Development of a predictive mathematical model for the growth kinetics of Listeria monocytogenes in sesame leaves

Abstract

Square root models were developed for predicting the kinetics of growth of Listeria monocytogenes in sesame leaves as a function of temperature (4, 10, or 25 degrees C). At these storage temperatures, the primary growth curves fit well (R-2=0.898 to 0.980) to a Gompertz equation to obtain lag time (LT) and specific growth rate (SGR). The square root models for natural logarithm transformations of the LT and SGR as a function of temperature were obtained by SAS's regression analysis. As storage temperature (4-25 degrees C) decreased, LT increased and SGR decreased, respectively.
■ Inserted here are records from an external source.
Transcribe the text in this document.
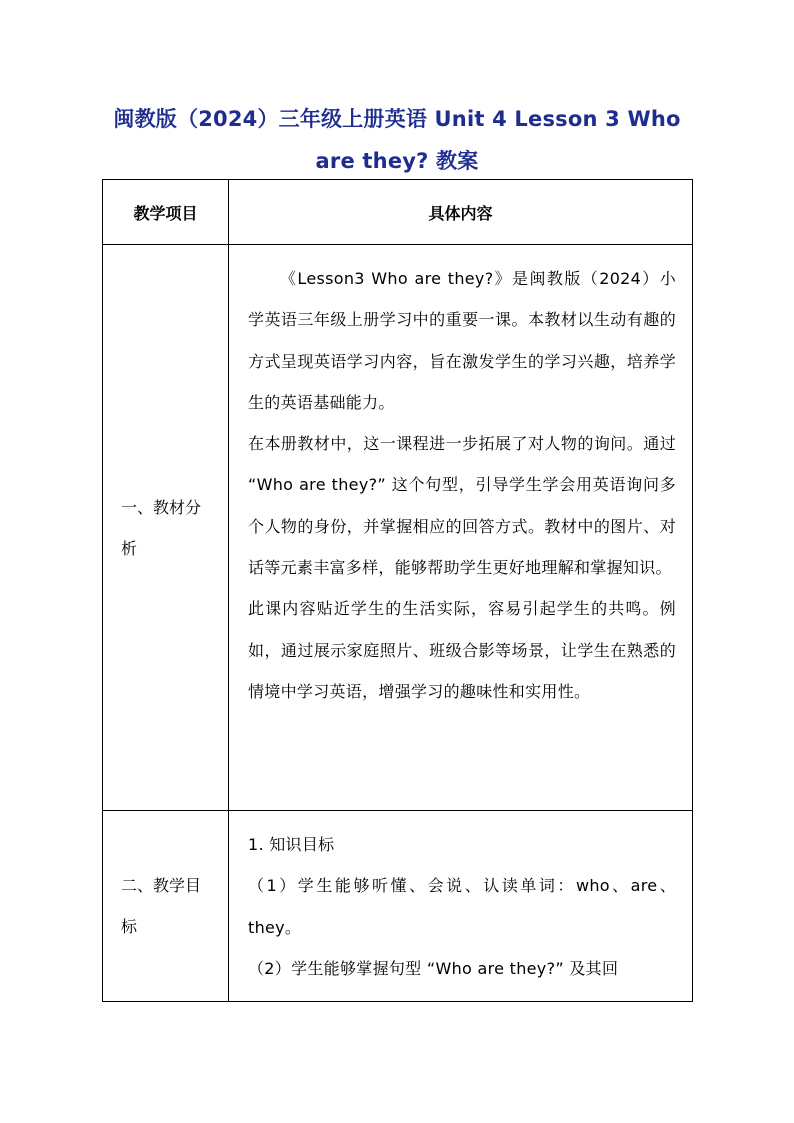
闽教版（2024）三年级上册英语 Unit 4 Lesson 3 Who
are they? 教案
教学项目	具体内容
一、教材分析	《Lesson3 Who are they?》是闽教版（2024）小学英语三年级上册学习中的重要一课。本教材以生动有趣的方式呈现英语学习内容，旨在激发学生的学习兴趣，培养学生的英语基础能力。

在本册教材中，这一课程进一步拓展了对人物的询问。通过 “Who are they?” 这个句型，引导学生学会用英语询问多个人物的身份，并掌握相应的回答方式。教材中的图片、对话等元素丰富多样，能够帮助学生更好地理解和掌握知识。

此课内容贴近学生的生活实际，容易引起学生的共鸣。例如，通过展示家庭照片、班级合影等场景，让学生在熟悉的情境中学习英语，增强学习的趣味性和实用性。

二、教学目标	1. 知识目标

（1）学生能够听懂、会说、认读单词：who、are、they。

（2）学生能够掌握句型 “Who are they?” 及其回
Square root models were identified as appropriate secondary models for LT and SGR on the basis of most statistical indices such as coefficient determination (R-2=0.961 for LT, 0.988 for SGR), mean square error (MSE=0.197 for LT, 0.005 for SGR), and accuracy factor (A(f)=1.356 for LT, 1.251 for SGR) although the model for LT was partially not appropriate as a secondary model due to the high value of bias factor (B-f=1.572). In general, our secondary model supported predictions of the effects of temperature on both LT and SGR for L. monocytogenes in sesame leaves.